The most notable exception to the PAL B/G system is France, which uses SECAM system L (SEquential Couleur A Memoire). Apart from the different color-encoding method, system L differs from B/G in having positive video modulation and AM sound instead of the more usual negative video and FM sound.

A lot of the former Iron-Curtain countries also used SECAM but with systems D and K, which have different bandwidths and carrier spacings. I believe some of those countries have since adopted PAL B/G since the fall of the USSR, which also used SECAM D/K (and presumably still does?).

The UK and Ireland use PAL system I, which is similar to G but with a different video bandwidth and video/audio spacing. Hence when the Dutch signals roll in on tropospheric ducting here, we don't get any sound.

A similar problem with VCRs occurred here a few years ago with the opening of a new network (confusingly called "Channel 5", although it is not and is never likly to be on the real ch.5 - VHF TV closed here in 1985!).

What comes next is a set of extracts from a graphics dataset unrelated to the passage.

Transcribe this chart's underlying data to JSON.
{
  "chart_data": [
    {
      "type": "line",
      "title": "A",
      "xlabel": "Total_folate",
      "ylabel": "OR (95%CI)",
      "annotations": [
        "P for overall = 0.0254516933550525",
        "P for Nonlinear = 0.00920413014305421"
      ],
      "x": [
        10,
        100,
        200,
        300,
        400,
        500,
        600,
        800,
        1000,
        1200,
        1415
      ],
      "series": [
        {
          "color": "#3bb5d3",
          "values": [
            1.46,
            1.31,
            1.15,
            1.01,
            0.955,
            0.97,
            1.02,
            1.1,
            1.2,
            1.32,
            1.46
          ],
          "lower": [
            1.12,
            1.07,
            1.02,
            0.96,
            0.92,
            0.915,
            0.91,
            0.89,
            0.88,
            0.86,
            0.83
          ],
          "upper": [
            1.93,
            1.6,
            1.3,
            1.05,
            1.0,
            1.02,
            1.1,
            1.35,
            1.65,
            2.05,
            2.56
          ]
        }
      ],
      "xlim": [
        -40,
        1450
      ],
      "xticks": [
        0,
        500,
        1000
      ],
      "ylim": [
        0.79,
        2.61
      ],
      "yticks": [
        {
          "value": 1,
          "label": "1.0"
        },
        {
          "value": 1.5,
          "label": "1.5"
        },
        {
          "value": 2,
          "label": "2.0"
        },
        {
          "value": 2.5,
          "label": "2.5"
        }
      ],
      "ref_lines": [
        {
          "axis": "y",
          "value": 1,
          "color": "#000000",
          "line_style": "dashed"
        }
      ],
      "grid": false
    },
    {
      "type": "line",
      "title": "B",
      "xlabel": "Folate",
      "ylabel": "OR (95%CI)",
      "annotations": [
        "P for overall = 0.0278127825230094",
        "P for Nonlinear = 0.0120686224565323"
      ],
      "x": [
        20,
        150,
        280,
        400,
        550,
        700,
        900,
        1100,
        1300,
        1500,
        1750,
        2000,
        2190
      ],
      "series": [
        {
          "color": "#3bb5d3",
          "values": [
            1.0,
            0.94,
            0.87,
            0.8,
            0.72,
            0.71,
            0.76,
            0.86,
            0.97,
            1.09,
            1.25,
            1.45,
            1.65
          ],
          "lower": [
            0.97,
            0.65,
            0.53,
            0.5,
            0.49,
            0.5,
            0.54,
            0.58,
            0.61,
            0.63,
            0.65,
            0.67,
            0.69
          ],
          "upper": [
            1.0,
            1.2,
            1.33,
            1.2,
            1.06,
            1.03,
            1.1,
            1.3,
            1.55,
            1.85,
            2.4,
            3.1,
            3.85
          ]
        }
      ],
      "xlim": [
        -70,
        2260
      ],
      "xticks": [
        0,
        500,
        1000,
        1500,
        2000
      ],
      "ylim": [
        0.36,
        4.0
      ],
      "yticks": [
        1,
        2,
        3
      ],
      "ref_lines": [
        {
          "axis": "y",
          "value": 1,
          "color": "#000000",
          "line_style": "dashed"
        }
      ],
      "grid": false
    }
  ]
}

When our UHF TV network was planned in the 1960s, a small section in the middle was left unallocated. As a result, practically all VCRs (and video games, satellite boxes etc.) are factory preset to ch. 36. The new "5" network was assigned ch. 36 in some parts of the country, and a condition of the licensing was that if anyone reported problems they were obliged to send somebody around to the house, for free, to re-tune the affected equipment.